Dizem os entendidos que não se deve ir voar em condições de vento (cruzado ou não), que sejam superiores a metade da velocidade de perda do avião. Ora, para o Dynamic, a velocidade de perda é de cerca de 30 nós, portanto teria como vento máximo para operar 15 nós.

À primeira vista, parece-me razoável para vento cruzado, mas julgo que um piloto com alguma experiência conseguirá negociar uns 20 a 25 nós enfiados com a pista.

Obviamente, terá que se considerar a natureza do voo que se vai fazer, evitar voo de montanha onde poderá ocorrer turbulência moderada a severa, e ter sempre em mente as opções de local de aterragem, com obstáculos tais como hangares ou edifícios que poderão provocar turbilhão no ponto de tocar.

O que indica a manga de vento? Normalmente, a manga completamente na horizontal indicará uma velocidade de vento de cerca de 25 nós. Caída a 45º mas ainda cheia, indicará 10 a 15 nós. No entanto, a melhor indicação será obter a informação meteorológica oficial do aeródromo mais próximo.

Em dias com algum vento, a rolagem deve ser feita mais devagar. Se houver dificuldade em manter o avião alinhado com o taxiway, será uma boa indicação de que talvez não seja um bom dia para ir para o ar.

Dever-se-á fazer a rolagem com os comandos de aileron para o lado do vento, e o manche um pouco para trás com vento de frente (totalmente atrás para aviões de roda de cauda), ou totalmente à frente com vento de trás. Basicamente, para evitar confusões, manter os comandos de maneira a que o vento não os faça levantar.

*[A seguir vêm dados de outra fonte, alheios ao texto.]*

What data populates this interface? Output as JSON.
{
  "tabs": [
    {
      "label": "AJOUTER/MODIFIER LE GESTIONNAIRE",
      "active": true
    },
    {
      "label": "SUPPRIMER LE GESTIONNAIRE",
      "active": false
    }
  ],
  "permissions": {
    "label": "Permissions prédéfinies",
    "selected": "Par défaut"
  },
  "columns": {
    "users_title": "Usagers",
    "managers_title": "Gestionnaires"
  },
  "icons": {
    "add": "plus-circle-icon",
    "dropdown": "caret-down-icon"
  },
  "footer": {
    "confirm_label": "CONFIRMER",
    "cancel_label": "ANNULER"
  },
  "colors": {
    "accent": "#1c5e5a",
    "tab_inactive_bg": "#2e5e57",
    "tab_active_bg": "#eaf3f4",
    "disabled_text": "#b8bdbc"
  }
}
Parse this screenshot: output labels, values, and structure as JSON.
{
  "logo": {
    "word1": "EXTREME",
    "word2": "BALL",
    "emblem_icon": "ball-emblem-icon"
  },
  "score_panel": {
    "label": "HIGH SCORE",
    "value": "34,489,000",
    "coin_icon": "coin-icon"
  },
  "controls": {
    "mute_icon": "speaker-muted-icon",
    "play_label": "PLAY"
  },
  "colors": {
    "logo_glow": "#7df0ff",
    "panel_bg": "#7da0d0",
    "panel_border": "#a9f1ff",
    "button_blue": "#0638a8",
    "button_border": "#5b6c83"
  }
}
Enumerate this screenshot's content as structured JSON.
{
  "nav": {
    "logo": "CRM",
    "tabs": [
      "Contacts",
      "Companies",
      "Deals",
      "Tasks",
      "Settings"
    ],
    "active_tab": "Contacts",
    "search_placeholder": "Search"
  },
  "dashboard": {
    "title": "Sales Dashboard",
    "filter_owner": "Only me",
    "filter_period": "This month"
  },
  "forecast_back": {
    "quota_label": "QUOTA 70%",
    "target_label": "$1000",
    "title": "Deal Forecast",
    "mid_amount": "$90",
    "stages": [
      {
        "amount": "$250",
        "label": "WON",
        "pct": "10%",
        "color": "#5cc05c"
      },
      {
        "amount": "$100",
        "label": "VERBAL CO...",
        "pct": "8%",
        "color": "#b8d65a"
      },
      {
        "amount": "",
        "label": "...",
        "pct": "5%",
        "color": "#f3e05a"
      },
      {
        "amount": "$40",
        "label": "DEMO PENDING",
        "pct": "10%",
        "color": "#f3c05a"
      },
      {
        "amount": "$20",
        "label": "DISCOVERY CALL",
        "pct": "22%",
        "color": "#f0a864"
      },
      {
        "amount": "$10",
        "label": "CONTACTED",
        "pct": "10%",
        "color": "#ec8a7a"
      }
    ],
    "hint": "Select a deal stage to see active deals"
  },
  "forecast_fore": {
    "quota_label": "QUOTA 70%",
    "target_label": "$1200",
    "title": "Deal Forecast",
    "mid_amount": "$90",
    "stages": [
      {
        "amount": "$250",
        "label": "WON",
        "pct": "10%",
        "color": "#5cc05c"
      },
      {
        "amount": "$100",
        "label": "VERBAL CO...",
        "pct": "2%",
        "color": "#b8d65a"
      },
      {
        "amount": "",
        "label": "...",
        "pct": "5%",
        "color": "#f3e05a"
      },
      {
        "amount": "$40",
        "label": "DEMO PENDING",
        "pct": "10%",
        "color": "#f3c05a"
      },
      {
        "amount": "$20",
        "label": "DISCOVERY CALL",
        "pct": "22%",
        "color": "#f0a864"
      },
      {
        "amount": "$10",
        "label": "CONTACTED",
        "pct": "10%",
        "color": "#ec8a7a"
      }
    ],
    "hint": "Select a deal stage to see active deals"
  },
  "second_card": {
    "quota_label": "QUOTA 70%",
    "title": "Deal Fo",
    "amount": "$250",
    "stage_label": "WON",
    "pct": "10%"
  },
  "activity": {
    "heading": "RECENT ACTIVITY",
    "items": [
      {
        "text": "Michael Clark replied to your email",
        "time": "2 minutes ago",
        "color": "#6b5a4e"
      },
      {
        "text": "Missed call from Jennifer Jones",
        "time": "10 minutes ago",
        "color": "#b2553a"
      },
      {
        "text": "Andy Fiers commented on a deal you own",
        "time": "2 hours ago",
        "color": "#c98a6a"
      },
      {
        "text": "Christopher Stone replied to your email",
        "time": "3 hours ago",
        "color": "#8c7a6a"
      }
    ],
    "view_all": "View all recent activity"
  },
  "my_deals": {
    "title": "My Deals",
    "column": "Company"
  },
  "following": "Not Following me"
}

Dever-se-á igualmente manter sempre o manche seguro para que o vento não faça os comandos ir bruscamente ao batente, evitando danos nas ligações.

A corrida da descolagem será feita com o aileron todo para o lado do vento, e deverá manter-se a roda de nariz no chão um pouco mais tempo que o habitual para ajudar a manter o centro da faixa. Fazer a rotação rapidamente, sem ser excessivo, e ir para o ar. Como foi descrito no início, o avião terá tendência para aproar ao vento e levantar a asa do mesmo lado, portanto haverá que antecipar o facto e manter a linha de subida.

O voo em circuito será exactamente igual ao de um dia de vento calmo, acrescendo a esperada turbulência, e as correcções necessárias ao rumo para manter o avião paralelo ou perpendicular à pista.

Pode fazer-se a final utilizando uma de duas técnicas: aproado ao vento em “crab” mantendo o eixo da faixa (rota) com a diferença de rumo necessária, ou em técnica de comandos cruzados (asa do lado do vento em baixo e leme de direcção oposto para manter o rumo, contrariando a tendência de volta). Qualquer que seja a técnica utilizada na final, deve transitar-se para a segunda durante o arredondar, pois os nossos trens de aterragem não estão preparados para tocar no solo sem que as rodas estejam alinhadas com a trajectória. Tal esforço ao tocar poderia originar danos na estrutura, e são poucos os aviões comerciais ou militares que suportam a manobra. Pessoalmente, prefiro estabelecer desde o início da final a técnica de “asa em baixo e pé contrário” para começar a perceber quanta componente de vento lateral tenho e escuso assim de mudar de técnica na final curta.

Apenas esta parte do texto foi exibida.